Two weeks ago, the Borno State Government banned the use of motorcycles in Maiduguri and a neighbouring region of the Borno State capital. Newspapers carried pictures of empty streets in the metropolis, the day after the ban, since the motorcycle taxi, is a major business and a most assured means of transportation in Maiduguri, as in pretty much, most of Northern Nigeria, and the country as whole. The phenomenon of motorcycles crept upon us during military rule and it has all kinds of fanciful names around the country. In most of Northern Nigeria, it is called ACHABA; OKADA in most of the South, while in Ilorin it was originally EXPRESS; in Okene, the motorcycle taxi is GOING; and the people of Calabar call it AKA UKE.
The spread of the motorcycle taxi was a reflection of the collapse of the urban complex in Nigeria. The mass movement of people into badly-planned cities heightened during the oil boom of the 1970s. There was no strategic thinking or systematic planning in respect of urban transportation. The sprawling urban centres became uninhabitable slums, where there was the money to make, or so everybody thought, and since there was no urban mass transit system which the state planned or rationally regulated, transportation became a sector of private initiative. Before long, the motorcycle entered the mix and became a very important way to move around the Nigerian city. I have been fascinated with this phenomenon for a long time. In 1995, I made a package for the BBC’s NETWORK AFRICA, on ACHABA in Kano. Kano is the home of the motorcycle taxi; they are said to number up to a million and the city is also the national headquarters of motorcycle taxi operators. It became so serious that by 1995, Kano was recording 35 accidents per day, on the average. That led Murtala Muhammed Hospital, the largest hospital in Northern Nigeria, to dedicate a ward to victims of motorcycle accidents. So for my package, I rode on a motorcycle for a day, interviewed their national president (we became friends till I relocated from Kano, because I interviewed him for the BBC!); and visited victims on their beds at the hospital. It became clear that most of the motorcycle operators, in 1995, were déclassé; urban lumpens of rural origin, making ends meet the hard way, in Kano. Many also did drugs: Indian hemp; sniffing “solutions” and had a nihilistic attitude to life, encapsulated in two well-known slogans in the Kano of the 1990s: “MUTUWA DOLE KO KAFAR KATAKO” and “SHEKARA DA LAFIYA KAUYENCI NE”. These translate roughly as “death or an artificial limb”, if you rode a motorcycle; and the other says something to the effect that if you lived a whole year accident-free, you must be a “bush” man!
When politics returned in 1999, governors began to purchase motorcycles for their supporters (and thugs!), as an empowerment project.

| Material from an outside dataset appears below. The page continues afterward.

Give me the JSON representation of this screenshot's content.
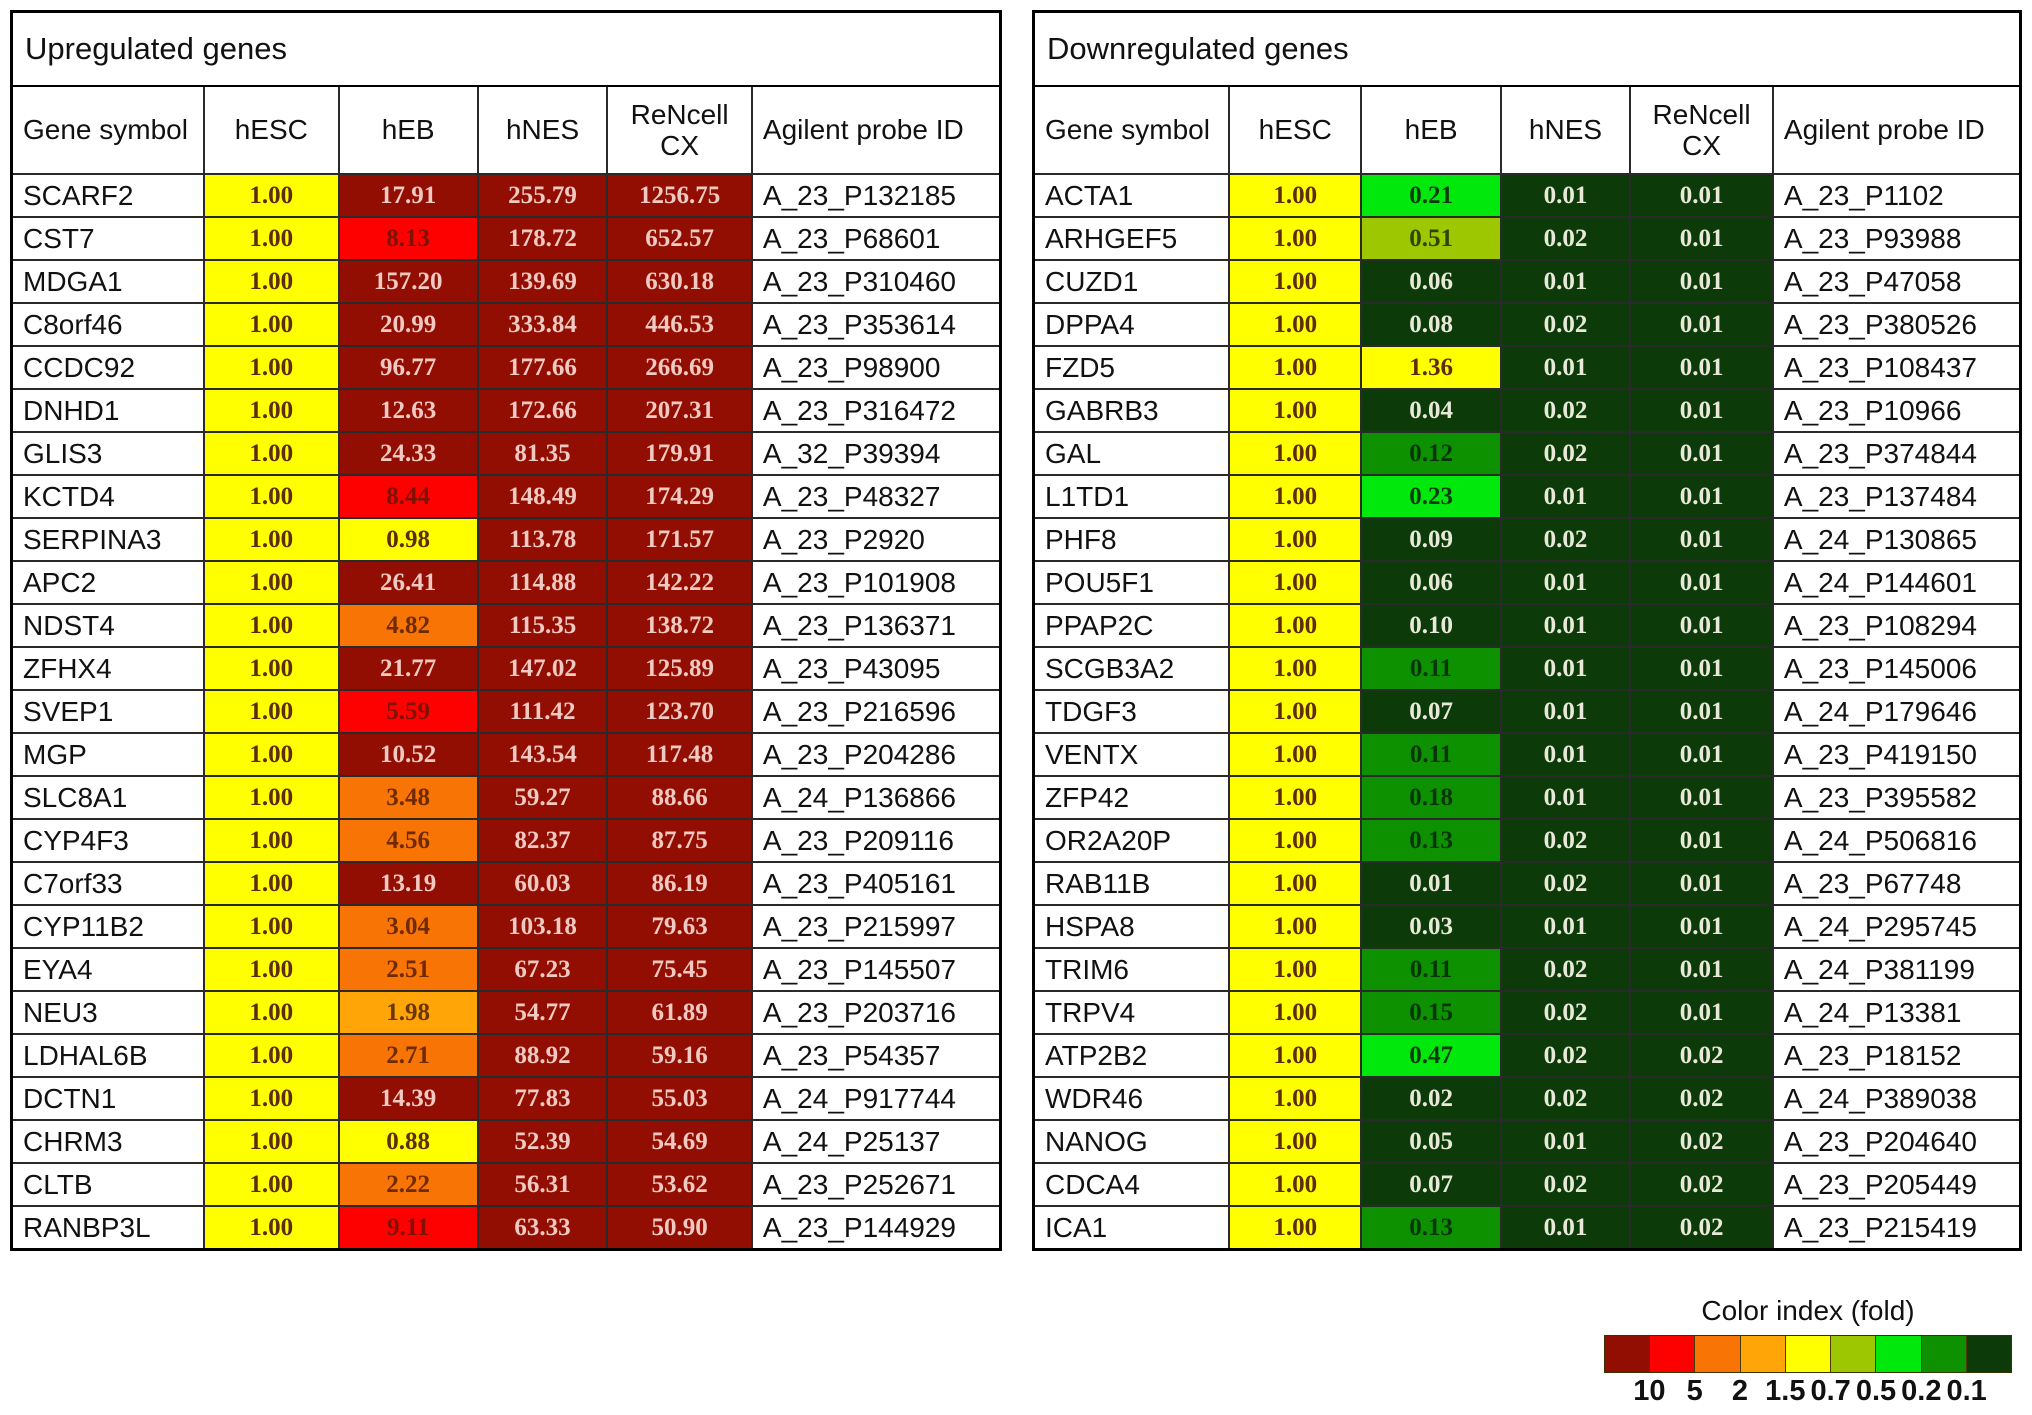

At least before they needed the thugs to break the heads of opponents during elections, they could transfer aggression unto the streets; consequently, accidents multiplied in Nigerian cities, while the operators became a notoriously lawless group. Woe betides whoever had an infraction with the motorcyclist, because they swarmed around you in minutes, and sometimes, they have been known to mob unlucky individuals or burn vehicles. Politicians often rent them to shore up flagging popularity. I know a Northern state, where the Aides of a thieving, but miserly governor, devised a means of extracting money from their principal, using motorcyclists. It was an effective method and they became millionaires without their thieving OGA ever knowing. It went this way: the previous governor had been removed by the ruling family in a bitter political war. So whenever that former governor would enter town, the Aides of the incumbent are forewarned by an informant. So they secretly distribute vests emblazoned with pictures of the visiting ex-governor amongst motorcycle operators for a small sum of money. They are then instructed to ride around town. The Aides rush to inform their principal that the ex-governor was arriving and they had ‘security reports’, that he would be grandly welcomed, including a procession by motorcyclists. OGA should please release money to counter the threat. He did that regularly, and they smiled to the bank!
Nasir El-Rufai was the first to pluck courage to ban them from the centre of Abuja, after becoming a complete nuisance. They seemed to be particularly popular with young ladies, who then display the beads on their bodies and the low G-string pant lines, further constituting a ‘moral danger’, in a society of hypocritical religiosity! This was the situation until Boko Haram devised a new use for motorcycles, as a major means of urban guerilla warfare. The group reportedly carried out operations from the backs of motorcycles, leading to the recent banning of motorcycles in Borno. So we went full circle; from the decay of the urban complex to a breakdown of order. The motorcycle’s metamorphosis is an expression of all that is wrong with our society today.